I take back the thumbs up I gave you and will now replace it with a Gold Medal:)
By rebuilding the entire codebase against a known uncompromised version of the XZ library, openSUSE aims to safeguard its users against potential breaches and maintain the trustworthiness of its distribution.
If you use this fantastic rolling-release distribution, you’ll be amazed that around 2000 updates are ready for you today. That’s correct – openSUSE Tumbleweed has rebuilt its whole codebase and every package.

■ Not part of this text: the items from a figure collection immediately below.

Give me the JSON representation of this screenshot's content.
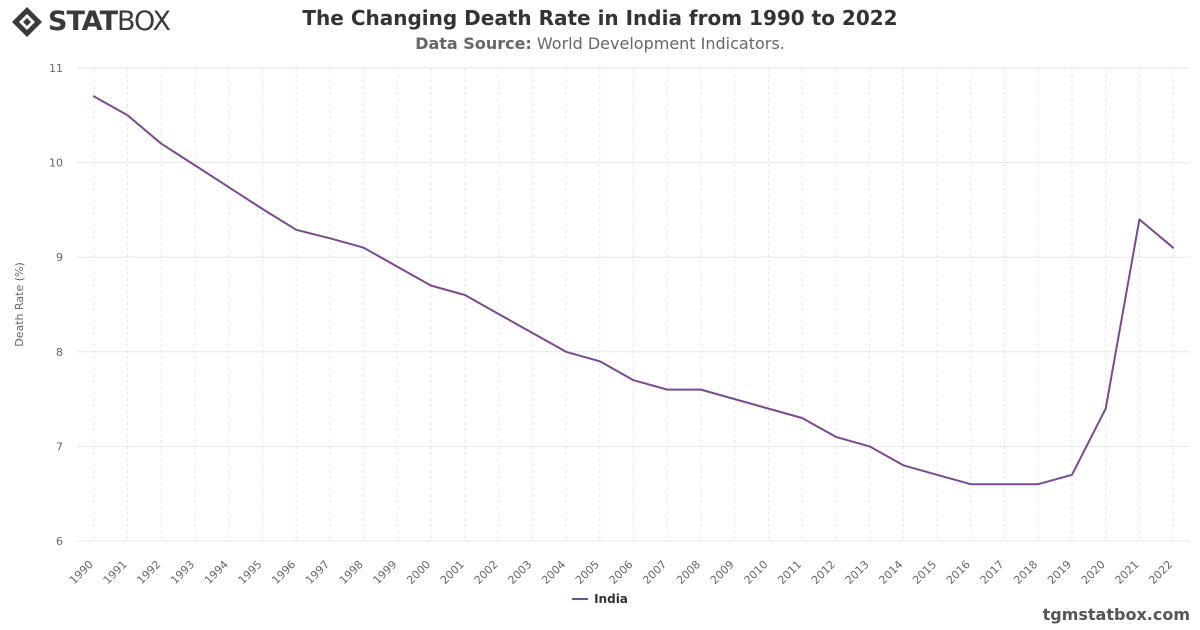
{
  "brand": {
    "logo_text_bold": "STAT",
    "logo_text_light": "BOX",
    "site": "tgmstatbox.com"
  },
  "header": {
    "title": "The Changing Death Rate in India from 1990 to 2022",
    "source_label": "Data Source:",
    "source_value": "World Development Indicators."
  },
  "colors": {
    "series_line": "#7a4a8f",
    "grid": "#e6e6e6",
    "tick_text": "#666666"
  },
  "chart_data": {
    "type": "line",
    "title": "The Changing Death Rate in India from 1990 to 2022",
    "subtitle": "Data Source: World Development Indicators.",
    "xlabel": "",
    "ylabel": "Death Rate (%)",
    "ylim": [
      6,
      11
    ],
    "yticks": [
      6,
      7,
      8,
      9,
      10,
      11
    ],
    "grid": true,
    "legend": "bottom-center",
    "x": [
      1990,
      1991,
      1992,
      1993,
      1994,
      1995,
      1996,
      1997,
      1998,
      1999,
      2000,
      2001,
      2002,
      2003,
      2004,
      2005,
      2006,
      2007,
      2008,
      2009,
      2010,
      2011,
      2012,
      2013,
      2014,
      2015,
      2016,
      2017,
      2018,
      2019,
      2020,
      2021,
      2022
    ],
    "series": [
      {
        "name": "India",
        "values": [
          10.7,
          10.5,
          10.2,
          9.97,
          9.74,
          9.51,
          9.29,
          9.2,
          9.1,
          8.9,
          8.7,
          8.6,
          8.4,
          8.2,
          8.0,
          7.9,
          7.7,
          7.6,
          7.6,
          7.5,
          7.4,
          7.3,
          7.1,
          7.0,
          6.8,
          6.7,
          6.6,
          6.6,
          6.6,
          6.7,
          7.4,
          9.4,
          9.1
        ]
      }
    ]
  }
}
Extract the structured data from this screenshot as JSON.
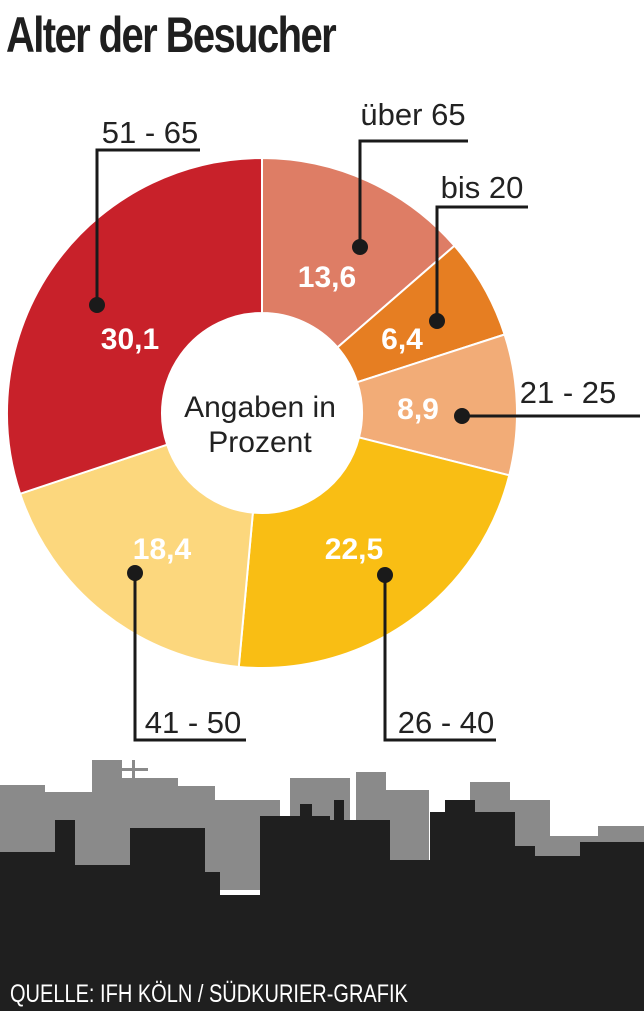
{
  "title": "Alter der Besucher",
  "source": "QUELLE: IFH KÖLN / SÜDKURIER-GRAFIK",
  "chart_data": {
    "type": "pie",
    "donut": true,
    "title": "Alter der Besucher",
    "center_label": [
      "Angaben in",
      "Prozent"
    ],
    "slices": [
      {
        "label": "über 65",
        "value": 13.6,
        "value_label": "13,6",
        "color": "#DE7D65"
      },
      {
        "label": "bis 20",
        "value": 6.4,
        "value_label": "6,4",
        "color": "#E67E22"
      },
      {
        "label": "21 - 25",
        "value": 8.9,
        "value_label": "8,9",
        "color": "#F2AC77"
      },
      {
        "label": "26 - 40",
        "value": 22.5,
        "value_label": "22,5",
        "color": "#F9BE14"
      },
      {
        "label": "41 - 50",
        "value": 18.4,
        "value_label": "18,4",
        "color": "#FCD77D"
      },
      {
        "label": "51 - 65",
        "value": 30.1,
        "value_label": "30,1",
        "color": "#C8212A"
      }
    ]
  },
  "colors": {
    "skyline_back": "#8a8a8a",
    "skyline_front": "#1f1f1f",
    "leader": "#1a1a1a"
  }
}
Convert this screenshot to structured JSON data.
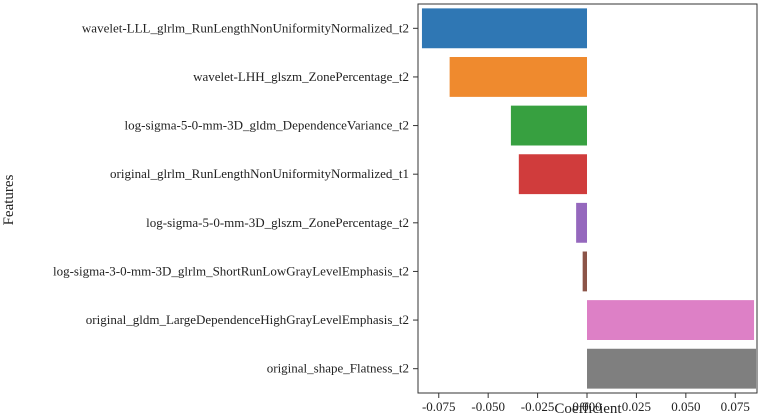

https://linuxiac.com/tumbleweed-users-face-urgent-2000-package-updates/
The following 29 patterns are going to be upgraded:
apparmor base basesystem documentation enhanced_base fonts fonts_opt gnome_basic gnome_basis gnome_basis_opt gnome_games gnome_imaging gnome_internet gnome_multimedia gnome_office gnome_utilities gnome_yast imaging laptop minimal_base
multimedia office sw_management x11 x11_enhanced x11_yast x86_64_v3 yast2_basis yast2_desktop
The following product is going to be upgraded:
openSUSE Tumbleweed 20240326-0 -> 20240329-0
The following NEW package is going to be installed:
kernel-default-6.8.1-1.2
The following package is going to be REMOVED:
kernel-default-6.8.1-1.1
The following package requires a system reboot:
kernel-default-6.8.1-1.2
2098 packages to upgrade, 1 new, 1 to remove.
Overall download size: 1.67 GiB. Already cached: 0 B. After the operation, additional 2.4 MiB will be used.
Note: System reboot required.
Now that’s commitment. Kudos to the OpenSUSE team.